Neufeld K L, Zhang F, Cullen B R, White R L
Department of Oncological Sciences, Huntsman Cancer Institute, University of Utah, Salt Lake City 84112, USA.
EMBO Rep. 2000 Dec;1(6):519-23. doi: 10.1093/embo-reports/kvd117.
Mutational inactivation of adenomatous polyposis coli (APC) initiates most colon carcinomas. APC functions include targeting cytoplasmic beta-catenin, a Wnt pathway mediator, for proteolysis. Although APC shuttles between cytoplasm and nucleus, the role of nuclear APC protein, particularly with respect to nuclear beta-catenin levels and activity, remains unclear. Here, we demonstrate that APC lacking functional nuclear localization signals (NLSs) or nuclear export signals (NESs) does not effectively downregulate nuclear beta-catenin levels; neither does wild-type APC when nuclear export is blocked. While APC bearing mutated NLSs could not downregulate beta-catenin-mediated transcriptional activation, APC lacking NESs remained active. Consistent with the hypothesis that nuclear APC lacking NESs can inhibit beta-catenin function by sequestration, we show that endogenous APC and beta-catenin proteins interact within the nucleus. These data demonstrate that nuclear APC binding to beta-catenin, and then inducing its nuclear export, plays a critical role in the control of nuclear beta-catenin levels and activity.

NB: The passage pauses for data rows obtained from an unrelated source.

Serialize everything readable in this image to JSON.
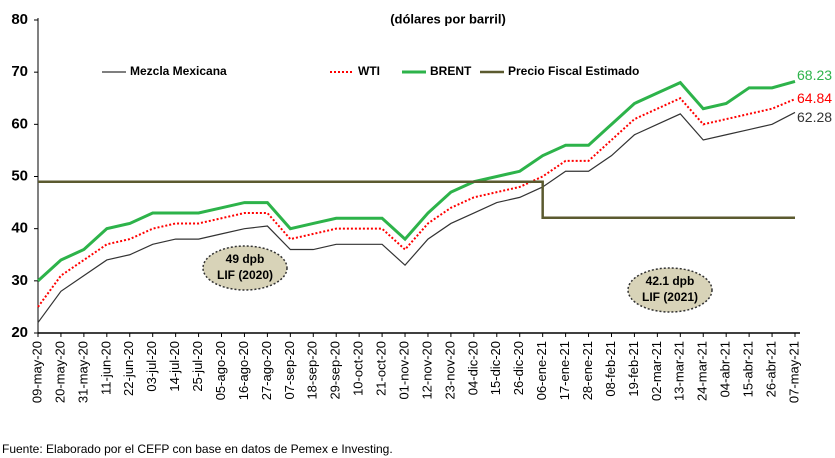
{
  "chart_data": {
    "type": "line",
    "subtitle": "(dólares por barril)",
    "source": "Fuente: Elaborado por el CEFP con base en datos de Pemex e Investing.",
    "categories": [
      "09-may-20",
      "20-may-20",
      "31-may-20",
      "11-jun-20",
      "22-jun-20",
      "03-jul-20",
      "14-jul-20",
      "25-jul-20",
      "05-ago-20",
      "16-ago-20",
      "27-ago-20",
      "07-sep-20",
      "18-sep-20",
      "29-sep-20",
      "10-oct-20",
      "21-oct-20",
      "01-nov-20",
      "12-nov-20",
      "23-nov-20",
      "04-dic-20",
      "15-dic-20",
      "26-dic-20",
      "06-ene-21",
      "17-ene-21",
      "28-ene-21",
      "08-feb-21",
      "19-feb-21",
      "02-mar-21",
      "13-mar-21",
      "24-mar-21",
      "04-abr-21",
      "15-abr-21",
      "26-abr-21",
      "07-may-21"
    ],
    "series": [
      {
        "name": "Mezcla Mexicana",
        "color": "#333333",
        "style": "thin",
        "values": [
          22,
          28,
          31,
          34,
          35,
          37,
          38,
          38,
          39,
          40,
          40.5,
          36,
          36,
          37,
          37,
          37,
          33,
          38,
          41,
          43,
          45,
          46,
          48,
          51,
          51,
          54,
          58,
          60,
          62,
          57,
          58,
          59,
          60,
          62.28
        ]
      },
      {
        "name": "WTI",
        "color": "#ff0000",
        "style": "dotted",
        "values": [
          25,
          31,
          34,
          37,
          38,
          40,
          41,
          41,
          42,
          43,
          43,
          38,
          39,
          40,
          40,
          40,
          36,
          41,
          44,
          46,
          47,
          48,
          50,
          53,
          53,
          57,
          61,
          63,
          65,
          60,
          61,
          62,
          63,
          64.84
        ]
      },
      {
        "name": "BRENT",
        "color": "#2db34a",
        "style": "thick",
        "values": [
          30,
          34,
          36,
          40,
          41,
          43,
          43,
          43,
          44,
          45,
          45,
          40,
          41,
          42,
          42,
          42,
          38,
          43,
          47,
          49,
          50,
          51,
          54,
          56,
          56,
          60,
          64,
          66,
          68,
          63,
          64,
          67,
          67,
          68.23
        ]
      },
      {
        "name": "Precio Fiscal Estimado",
        "color": "#5b5a2f",
        "style": "step",
        "values": [
          49,
          49,
          49,
          49,
          49,
          49,
          49,
          49,
          49,
          49,
          49,
          49,
          49,
          49,
          49,
          49,
          49,
          49,
          49,
          49,
          49,
          49,
          42.1,
          42.1,
          42.1,
          42.1,
          42.1,
          42.1,
          42.1,
          42.1,
          42.1,
          42.1,
          42.1,
          42.1
        ]
      }
    ],
    "ylim": [
      20,
      80
    ],
    "yticks": [
      20,
      30,
      40,
      50,
      60,
      70,
      80
    ],
    "annotations": [
      {
        "lines": [
          "49 dpb",
          "LIF (2020)"
        ]
      },
      {
        "lines": [
          "42.1 dpb",
          "LIF (2021)"
        ]
      }
    ]
  }
}
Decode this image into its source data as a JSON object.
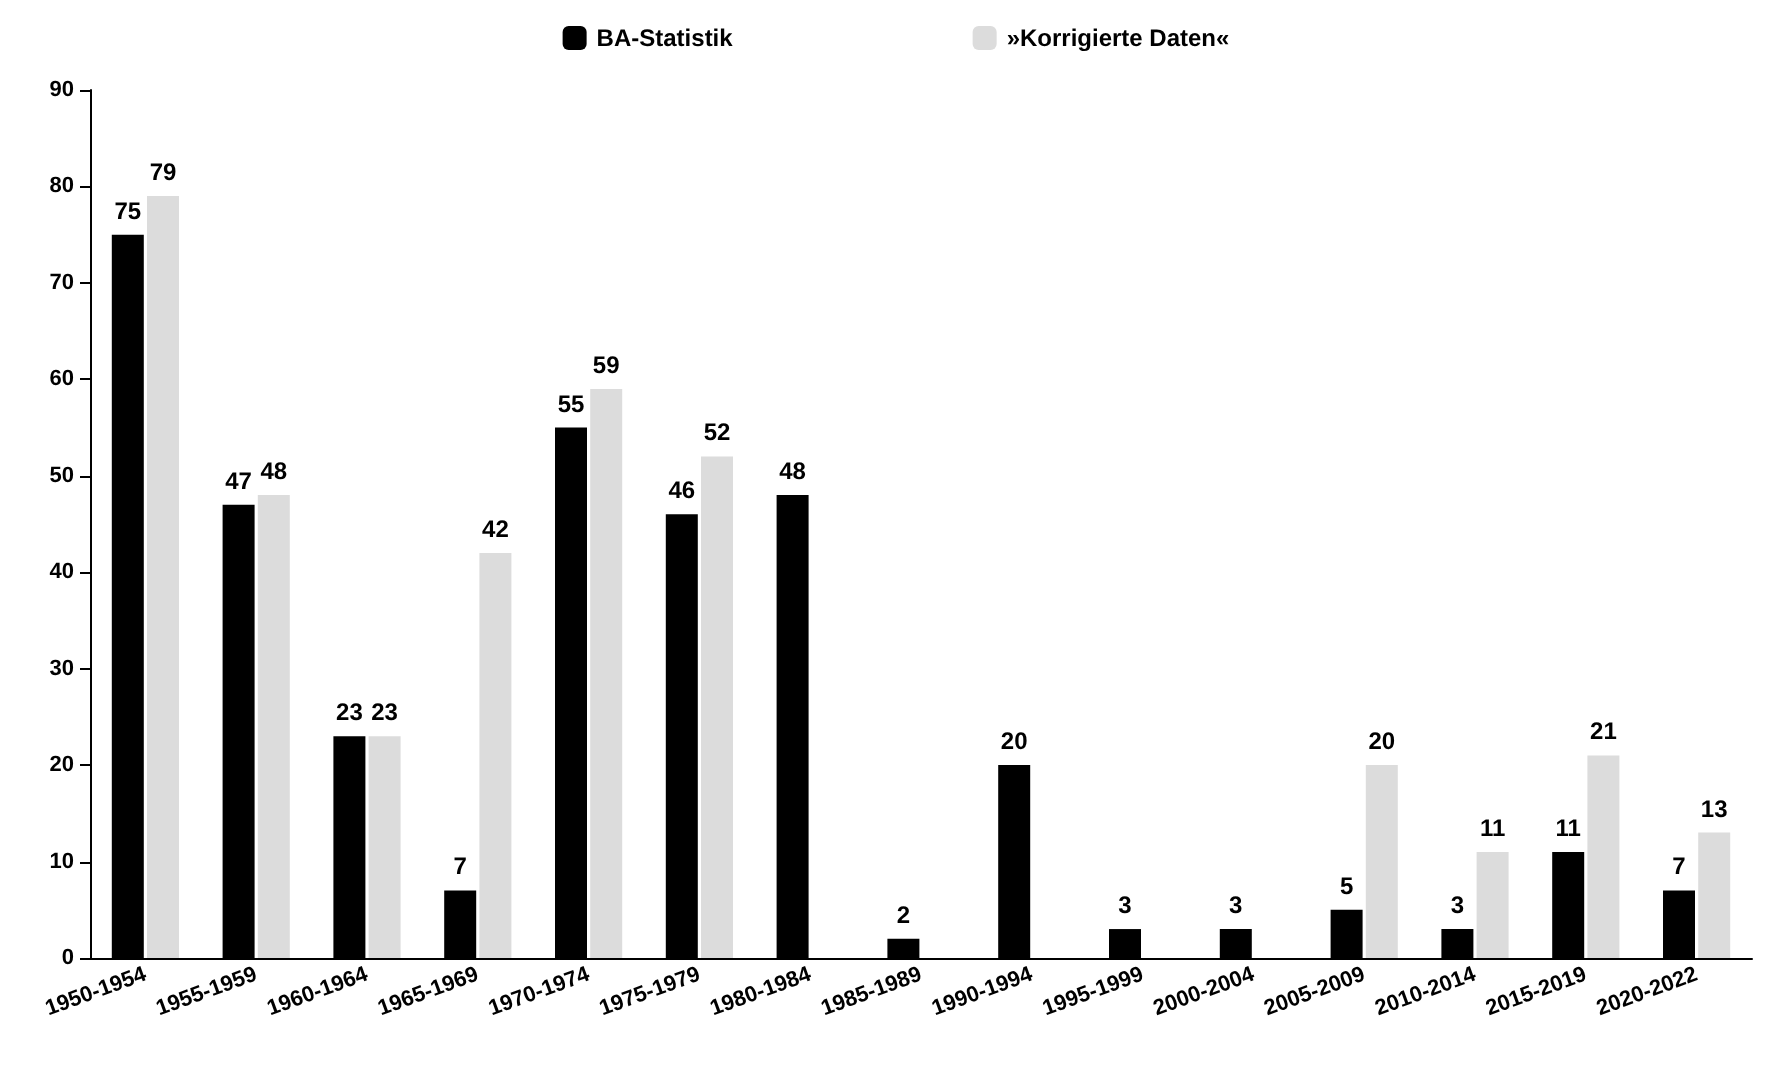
{
  "chart_data": {
    "type": "bar",
    "categories": [
      "1950-1954",
      "1955-1959",
      "1960-1964",
      "1965-1969",
      "1970-1974",
      "1975-1979",
      "1980-1984",
      "1985-1989",
      "1990-1994",
      "1995-1999",
      "2000-2004",
      "2005-2009",
      "2010-2014",
      "2015-2019",
      "2020-2022"
    ],
    "series": [
      {
        "name": "BA-Statistik",
        "color": "#000000",
        "values": [
          75,
          47,
          23,
          7,
          55,
          46,
          48,
          2,
          20,
          3,
          3,
          5,
          3,
          11,
          7
        ]
      },
      {
        "name": "»Korrigierte Daten«",
        "color": "#dcdcdc",
        "values": [
          79,
          48,
          23,
          42,
          59,
          52,
          null,
          null,
          null,
          null,
          null,
          20,
          11,
          21,
          13
        ]
      }
    ],
    "ylim": [
      0,
      90
    ],
    "yticks": [
      0,
      10,
      20,
      30,
      40,
      50,
      60,
      70,
      80,
      90
    ],
    "grid": false,
    "legend": "top",
    "data_labels": true
  }
}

腺瘤性息肉病大肠杆菌(APC)的突变失活引发了大多数结肠癌。APC的功能包括将细胞质中的β-连环蛋白(一种Wnt信号通路介质)靶向进行蛋白水解。尽管APC在细胞质和细胞核之间穿梭,但核APC蛋白的作用,尤其是关于核β-连环蛋白水平和活性方面,仍不清楚。在此,我们证明缺乏功能性核定位信号(NLSs)或核输出信号(NESs)的APC不能有效下调核β-连环蛋白水平;当核输出被阻断时,野生型APC也不能。虽然带有突变NLSs的APC不能下调β-连环蛋白介导的转录激活,但缺乏NESs的APC仍具有活性。与缺乏NESs的核APC可通过隔离抑制β-连环蛋白功能的假设一致,我们表明内源性APC和β-连环蛋白蛋白在细胞核内相互作用。这些数据表明,核APC与β-连环蛋白结合,然后诱导其核输出,在控制核β-连环蛋白水平和活性中起关键作用。